Would it matter, for example, if A was unwilling and B held a gun to her head to
make her sign the agreement? Would it matter that B was only six years old? Or that
A purportedly sold the car while knowing that it had actually been destroyed by a
meteor earlier that morning and was a smoking hunk of melted metal at the time of
the sale?
Enter the Defenses. Your intuition may be that courts would not enforce
agreements in the above situations. But what are the reasons why not? As a matter
of policy, we do not want contract law to reward liars and thugs or to allow children
potentially to be exploited. For reasons such as these, contract law includes the
concept of defenses to formation. If a valid defense exists, no enforceable agreement
exists even though the rules of formation and consideration suggest otherwise.
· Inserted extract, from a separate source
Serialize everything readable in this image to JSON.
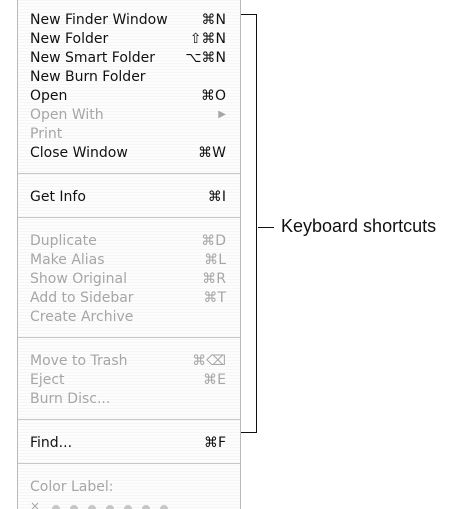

In
earlier times, lawyers generally would call these situations “unenforceable contracts.”
Today, since the definition of contract includes enforceability, an unenforceable
contract is a bit of an oxymoron, so some prefer to say that there is no contract at all.
The terminology may vary, but the effect, no matter what we call it, is that the party
claiming breach cannot recover.
Shifting Burdens of Proof. In contract litigation, the burden of the party
claiming the breach (usually the plaintiff) is to prove the existence of an agreement
and of consideration, where such matters are disputed issues. At that point, the
burden shifts to the alleged breaching party to raise any of the various defenses to
formation. That party will bear the burden of proof on that issue. The plaintiff does
not have to prove he did not brandish a gun; the defendant must prove he did. For
those litigating contract disputes, the burden of proof can be significant.